Why do we still have allergies if humans have lived around plants for a long time?

331 views

Why do we still have allergies if humans have lived around plants for a long time?

In: 31

12 Answers

Anonymous 0 Comments

We haven’t been around ALL plants for ALL of that time.

Many Asian people can’t tolerate milk because they basically don’t have a massive diet of milk. It’s around, they come into contact with it, but they’ve never needed to adapt to it. And every plant is “around”, you don’t come into contact with it, and have no need to adapt to it. So you can form allergies over generations.

Plus, the flora/fauna of one area can be wildly different to that just a few miles away.

Also, most allergies are from *under* or *over* exposure to a substance. Peanut allergies are highly correlated to advice to pregnant women to avoid peanuts. They no longer give that advice, because it literally made babies more likely to become allergic (as they never were exposed to peanuts at a young age or in the womb).

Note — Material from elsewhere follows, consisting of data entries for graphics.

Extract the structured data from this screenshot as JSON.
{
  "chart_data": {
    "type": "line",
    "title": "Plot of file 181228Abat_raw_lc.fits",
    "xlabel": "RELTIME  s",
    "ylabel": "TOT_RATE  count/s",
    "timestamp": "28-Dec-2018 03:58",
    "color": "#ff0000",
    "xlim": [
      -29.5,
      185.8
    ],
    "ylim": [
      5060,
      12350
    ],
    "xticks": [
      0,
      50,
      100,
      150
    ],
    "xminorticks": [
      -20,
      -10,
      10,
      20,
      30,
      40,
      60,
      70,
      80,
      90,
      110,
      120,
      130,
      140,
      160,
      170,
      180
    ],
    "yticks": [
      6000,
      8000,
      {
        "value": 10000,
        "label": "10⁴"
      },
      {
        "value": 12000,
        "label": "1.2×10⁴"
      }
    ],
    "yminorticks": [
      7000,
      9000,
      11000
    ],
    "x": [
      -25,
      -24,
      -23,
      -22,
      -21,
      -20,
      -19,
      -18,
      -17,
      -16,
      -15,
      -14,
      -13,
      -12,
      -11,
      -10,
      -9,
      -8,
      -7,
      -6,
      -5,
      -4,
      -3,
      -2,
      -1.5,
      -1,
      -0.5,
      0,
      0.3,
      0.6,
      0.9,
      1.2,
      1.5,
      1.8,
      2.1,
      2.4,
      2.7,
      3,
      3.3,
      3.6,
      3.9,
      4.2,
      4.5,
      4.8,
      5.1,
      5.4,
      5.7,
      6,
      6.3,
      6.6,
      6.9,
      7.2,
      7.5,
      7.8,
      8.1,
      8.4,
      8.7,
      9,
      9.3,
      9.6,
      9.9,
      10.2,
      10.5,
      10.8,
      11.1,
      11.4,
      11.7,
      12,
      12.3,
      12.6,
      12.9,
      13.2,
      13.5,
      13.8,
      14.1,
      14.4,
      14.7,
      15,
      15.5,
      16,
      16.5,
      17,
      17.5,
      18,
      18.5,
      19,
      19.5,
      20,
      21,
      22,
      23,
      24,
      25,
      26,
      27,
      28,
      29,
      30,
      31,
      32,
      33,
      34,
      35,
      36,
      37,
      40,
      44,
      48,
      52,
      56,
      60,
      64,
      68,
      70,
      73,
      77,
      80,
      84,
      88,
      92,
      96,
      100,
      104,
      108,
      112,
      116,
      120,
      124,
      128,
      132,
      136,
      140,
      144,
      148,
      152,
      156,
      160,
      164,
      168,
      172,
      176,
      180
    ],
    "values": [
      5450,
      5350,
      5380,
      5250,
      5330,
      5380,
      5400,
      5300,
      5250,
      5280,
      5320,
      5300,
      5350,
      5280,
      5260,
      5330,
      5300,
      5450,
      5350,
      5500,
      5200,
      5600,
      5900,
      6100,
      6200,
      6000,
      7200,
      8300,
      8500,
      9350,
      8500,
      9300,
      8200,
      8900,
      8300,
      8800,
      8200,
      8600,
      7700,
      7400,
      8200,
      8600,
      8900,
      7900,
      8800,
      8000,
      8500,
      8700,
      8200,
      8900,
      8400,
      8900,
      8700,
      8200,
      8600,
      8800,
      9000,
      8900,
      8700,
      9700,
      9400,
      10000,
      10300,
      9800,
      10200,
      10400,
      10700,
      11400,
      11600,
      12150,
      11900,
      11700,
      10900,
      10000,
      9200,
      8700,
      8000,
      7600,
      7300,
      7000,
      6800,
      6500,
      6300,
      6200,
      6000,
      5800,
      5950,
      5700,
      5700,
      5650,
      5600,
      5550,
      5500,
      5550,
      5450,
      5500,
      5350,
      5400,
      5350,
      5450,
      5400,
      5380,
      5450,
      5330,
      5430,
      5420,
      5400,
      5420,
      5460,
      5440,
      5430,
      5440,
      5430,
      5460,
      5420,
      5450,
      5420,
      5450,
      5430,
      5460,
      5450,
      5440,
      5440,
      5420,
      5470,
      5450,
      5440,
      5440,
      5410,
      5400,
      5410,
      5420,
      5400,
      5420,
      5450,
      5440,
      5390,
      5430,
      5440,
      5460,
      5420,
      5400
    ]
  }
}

The same works for being swathed in a particular substance all the time, you can still become allergic to something that you’ve been eating or exposed to for years if you are exposed enough.

The body deals with what it needs to. It can’t do everything, it can’t remember everything, and it doesn’t know what things are. New or unusual or rare substances may well trigger an allergic reaction. Many people are allergic to kiwi, because it’s just not the kind of thing that most modern humans are ever exposed to. The body doesn’t know and it takes a best guess and sometimes it gets it “wrong” (but who can blame it, it’s just an organism trying to survive in a hostile environment full of pathogens).

Some people’s immune systems aren’t very clever and get it wrong far more. Some of those people’s systems were damaged by under- or over-exposure in general (e.g. if you lived in a sterile bubble, your immune system wouldn’t develop, so almost anything could be hazardous to the point of fatal when you are then exposed to it, even just a common cold or a simple foodstuff). We gave some people lots of problems by bringing them up in a polluted environment and the body is constantly under attack, so it can overreact to all kinds of things as it’s just trying to survive.

And often such over- or under-reaction is often fatal because the immune system is the only guardian against a knife-edge between you living and dying in a “goldilocks” zone of survival on a rare planet sustaining fragile life in a narrow window of a “goldilocks” zone that supports life, in an otherwise sterile and lifeless universe.

And the immune system, and the body in general, are only trying to survive. If you don’t survive, it really doesn’t matter, long term, in terms of the human race and the billions of organisms that make up your body. If you manage to reproduce before you die, that’s a bonus. If the majority of people manage to live long enough to reproduce and sustain the race, that’s sufficient. That there are a few outliers from the 8-billion-and-growing population of one very specific species, who might not survive against ordinary and mundane things that the others survive, it really doesn’t matter. It doesn’t mean the “design” of the human immune system is flawed, or that you could fix it perfectly forever. Those people are literally in the error margin. The human immune system is still an incredible and highly-successful defence mechanism.